Eco warrior Swampy, a.k.a Dan Hooper, was more visible in an earlier protest when he occupied the top of a tree to prevent it being chopped down to make way for the HS2 high-speed rail link from London to the north.
Presently he’s the front-man for a dedicated band of urban burrowers dug in beneath the fenced-in lawn in front of Euston Station as bailiffs try to dig them out. One 20-year-old called Lazer concreted his arm into the ground inside a metal tube. He successfully made a break for it when the bailiffs came to get him.
The protestors, who dug a warren of tunnels beneath the lawn last month without anyone apparently noticing, are once again trying to halt HS2 because of the environmental damage they say it will cause.

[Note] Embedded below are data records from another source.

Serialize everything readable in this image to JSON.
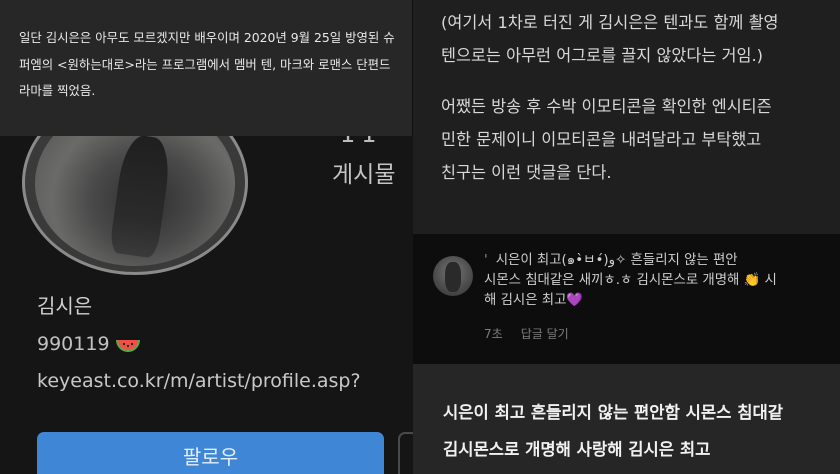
{
  "caption": {
    "text": "일단 김시은은 아무도 모르겠지만 배우이며 2020년 9월 25일 방영된 슈퍼엠의 <원하는대로>라는 프로그램에서 멤버 텐, 마크와 로맨스 단편드라마를 찍었음."
  },
  "profile": {
    "posts_count": "11",
    "posts_label": "게시물",
    "name": "김시은",
    "bio": "990119",
    "bio_icon": "watermelon-icon",
    "link": "keyeast.co.kr/m/artist/profile.asp?",
    "follow_label": "팔로우"
  },
  "article": {
    "para1_line1": "(여기서 1차로 터진 게 김시은은 텐과도 함께 촬영",
    "para1_line2": "텐으로는 아무런 어그로를 끌지 않았다는 거임.)",
    "para2_line1": "어쨌든 방송 후 수박 이모티콘을 확인한 엔시티즌",
    "para2_line2": "민한 문제이니 이모티콘을 내려달라고 부탁했고",
    "para2_line3": "친구는 이런 댓글을 단다."
  },
  "comment": {
    "username": "'",
    "line1": "시은이 최고(๑•̀ㅂ•́)و✧ 흔들리지 않는 편안",
    "line2": "시몬스 침대같은 새끼ㅎ.ㅎ 김시몬스로 개명해 👏 시",
    "line3": "해 김시은 최고💜",
    "time": "7초",
    "reply_label": "답글 달기"
  },
  "quote": {
    "line1": "시은이 최고 흔들리지 않는 편안함 시몬스 침대같",
    "line2": "김시몬스로 개명해 사랑해 김시은 최고"
  }
}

Above ground, there was little evidence of the subterranean standoff apart from a large “NHS not HS2” banner hanging from the portico of St Pancras New Church.
The two press snappers sunning themselves at the foot of the war memorial almost outnumbered the street-level Swampy acolytes, who were so desperate to get themselves nicked that they were doing press-ups on the pavement.

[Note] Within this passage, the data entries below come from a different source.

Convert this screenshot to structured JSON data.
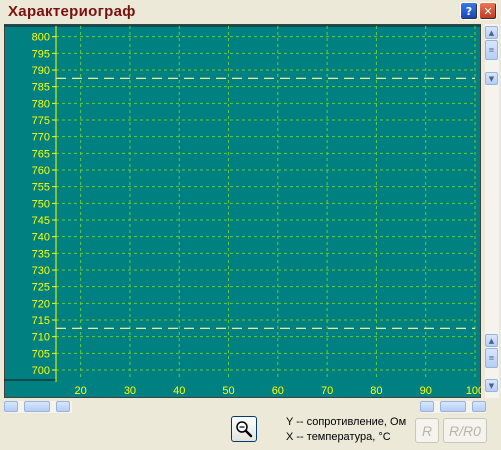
{
  "window": {
    "title": "Характериограф"
  },
  "title_buttons": {
    "help_label": "?",
    "close_label": "✕"
  },
  "legend": {
    "y_text": "Y -- сопротивление, Ом",
    "x_text": "X -- температура, °C"
  },
  "mode_buttons": {
    "r_label": "R",
    "rr0_label": "R/R0"
  },
  "colors": {
    "plot_background": "#008080",
    "grid": "#66cc33",
    "tick_labels": "#ffff00",
    "reference_lines": "#ffff99",
    "title": "#7a1010"
  },
  "icons": {
    "zoom": "magnifier-icon",
    "scroll_up": "arrow-up-icon",
    "scroll_down": "arrow-down-icon"
  },
  "chart_data": {
    "type": "line",
    "x_ticks": [
      20,
      30,
      40,
      50,
      60,
      70,
      80,
      90,
      100
    ],
    "y_ticks": [
      700,
      705,
      710,
      715,
      720,
      725,
      730,
      735,
      740,
      745,
      750,
      755,
      760,
      765,
      770,
      775,
      780,
      785,
      790,
      795,
      800
    ],
    "xlim": [
      15,
      100
    ],
    "ylim": [
      697,
      802
    ],
    "grid": true,
    "reference_lines": [
      {
        "y": 787.5,
        "style": "dashed"
      },
      {
        "y": 712.5,
        "style": "dashed"
      }
    ],
    "series": []
  }
}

They were certainly outnumbered by the squads of hi-viz coppers whose expressions of combined suspicion and boredom must surely be part of the Met police training course. It was somewhat more unsettling to see the black-uniformed private bailiffs, who were kitted out like the SAS.

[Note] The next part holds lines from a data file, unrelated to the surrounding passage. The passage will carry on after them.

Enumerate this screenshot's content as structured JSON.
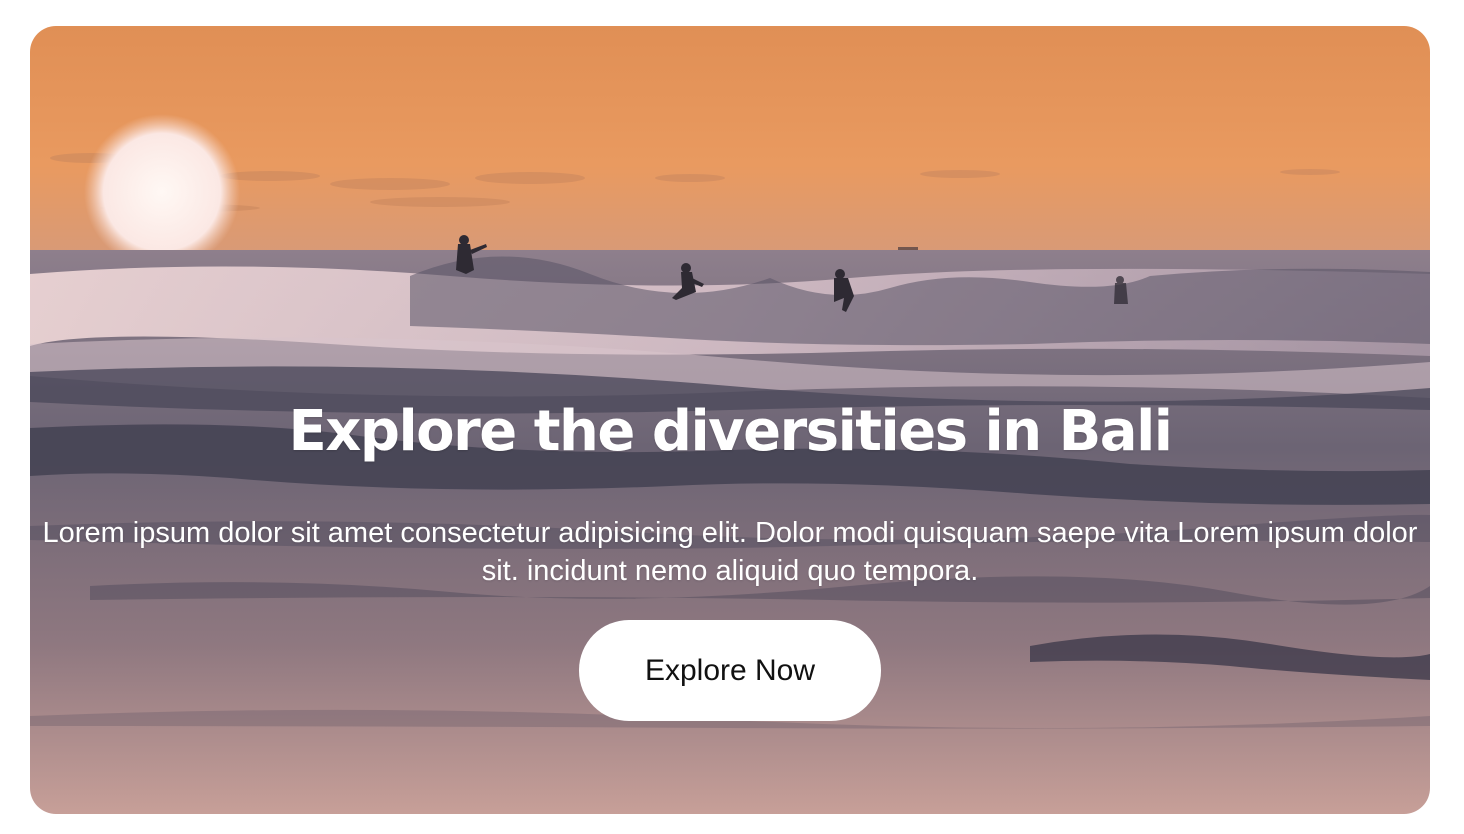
{
  "hero": {
    "title": "Explore the diversities in Bali",
    "description": "Lorem ipsum dolor sit amet consectetur adipisicing elit. Dolor modi quisquam saepe vita Lorem ipsum dolor sit. incidunt nemo aliquid quo tempora.",
    "button_label": "Explore Now"
  },
  "colors": {
    "sky": "#e8955a",
    "sea": "#6e6676",
    "button_bg": "#ffffff",
    "text": "#ffffff"
  }
}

The police are staking out the station entrance, questioning everyone in order to weed out Swampy followers who might be planning to chain themselves to the tracks.
I’m not sure what to think about the HS2 demos. If you’re worried about climate change, surely rail must be better than road. Then again, you can already get to Birmingham and beyond pretty quickly by train. If you absolutely have to.
Our friends in the North complain, meanwhile, that they need more local trains for local people, not soom looxury service aimed at metropolitan businessmen heading up their way to plunder the last widow’s mite.
Politicians have been wrestling with the HS2 plan for years and appear to have settled on a “well, we’ve started so we might as well finish” solution. The price tag has already tripled since the plan was first mooted in 1996 and the first train to Manchester won’t run till at least 2040, so don’t try booking just yet.
It involves chopping down a lot of trees, which has upset Swampy’s lot, and ploughing through a bunch of pristine villages, which has roused rural Tory voters from their customary slumbers.
Hence the anti-HS2 movement has drawn support not only from Swampy’s crusties but also from a familiar crop of backbench Tory swivel-eyed loons.
But that’s enough national news. What does it mean for us Londoners, particularly those of us who have no intention of venturing anywhere north of Watford?
For a start, it will mean a big revamp for Euston Station. There’s already a lot of digging going on around the back, as an argument continues to rage over how many platforms it needs.
Euston is unquestionably London’s ugliest mainline station, having been rebuilt in the 1960s after its Victorian predecessor was torn down and its Great Hall and majestic entrance arch removed by the planning vandals.
The government of the day, obsessed with cutting the ribbon on the latest stretch of motorway even us it was shutting down half the railways, wouldn’t even cough up the cash to have the arch moved elsewhere.
What stands in the place of the former neo-classical gem is something resembling a retail park in Chorleywood, wherever that is. “Even by the bleak standards of Sixties architecture, Euston is one of the nastiest concrete boxes in London,” according to one critic writing in The Times.
For Monty Python star and trainspotter Michael Palin it is “a great bath, full of smooth, slippery surfaces where people can be sloshed about efficiently”.
Fortunately, the campaigners who failed to save the Euston arch did succeed in saving St Pancras, a soaring Gothic Revival masterpiece down the road that looks more like a medieval castle than a railway station. The striking but less flamboyant King’s Cross Station next door has also since undergone a tasteful regeneration.
And then there’s Euston, an alien carbuncle that continues to scar one of London’s most stately thoroughfares. It’s a blot on a landscape that includes the imposing Wellcome Institute opposite and St Pancras Church nearby with its pagan caryatids, a group of upright maidens copied from the Acropolis.
There’s a lot of other good stuff nearby, but I’ll save it for a future trip.
Suffice it to say, if there were a campaign to rid us of the urban eyesore that is Euston Station, I’d be down in the hole with Swampy.
Agree with you Harvey. Euston is plug ugly. For that matter HS2 should be abandoned. more local train services further north and more east/west lines either built or reopened. Dr Beeching has a lot to answer.